Co-living isn’t just a more affordable Class A space for renters. From the operator’s standpoint, you are getting more rent per square foot than a traditional unit. One community, Alta+, operated by Ollie in Long Island City, New York, reports that their units earn an average of 44% more income in rent per square foot than the conventional units they manage in the same building. Those higher rents can typically translate into an operating margin that is 30 to 50% higher than conventional multi-family properties, according to Matthew Polci of Mission Capital Advisors. This superior performance is starting to attract interest from banks and more traditional lenders.

Rents for the co-living units vary by location and operator. WeLive, the co-living operation of the co-working company WeWork, offers fully furnished studio units in Manhattan starting at $3,175 per month. Average traditional studio units in the area run $3,161 per month without the furnishings and other amenities. Common, one of the largest co-living operators, offers units in Crown Heights starting at $1,340 per month, compared to the average traditional unit price in Brooklyn of $2,722 per month, according to an April 2019 report from the brokerage MNS.

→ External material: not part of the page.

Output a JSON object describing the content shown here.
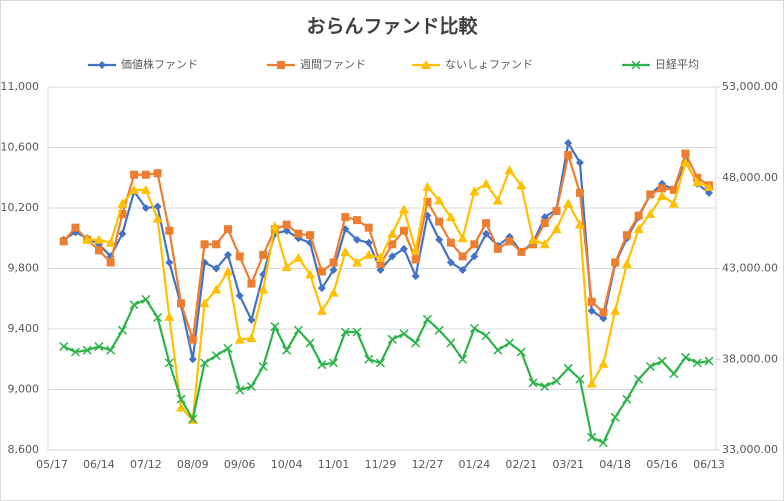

So far the funding for projects is nearly all private. Quarters has raised $1.4 billion in equity and debt for co-living projects globally, with $300 million earmarked for projects in North America. Currently there are 3,053 beds already online in the United States among the six largest players in co-living: Common, Ollie, Quarters, Starcity, WeLive, and X Social Communities, and that group reports a combined 9,300 beds in the pipeline. Demand seems strong. In 2018, Common had more than 14,000 applications for just 700 open beds nationwide.

Since the property type is so new, there is little information available to lenders, investors, developers and appraisers. Expense histories, occupancy rates, development costs and rates of return are going to be watched carefully as this asset class matures. Will conversions from existing space prove cost effective, or will ground-up development prove wiser? Is the business model scalable, and how well does a co-living space interact with traditional units in the same building? How will changing demographics over the next decade change the demand characteristics for this property type? How are the intangible elements of the properties identified and valued? How much conventional demand will the properties siphon away from single family subdivisions and traditional multi-family projects?

As more capital is deployed for development over the next five years, investors and other stakeholders in the market will have more information on this niche asset, determining if this is a residential trend to stay, returning us to our communal roots, or whether this was just a temporary market experiment. In the meantime, best to hold off on drinking any free Kool-Aid.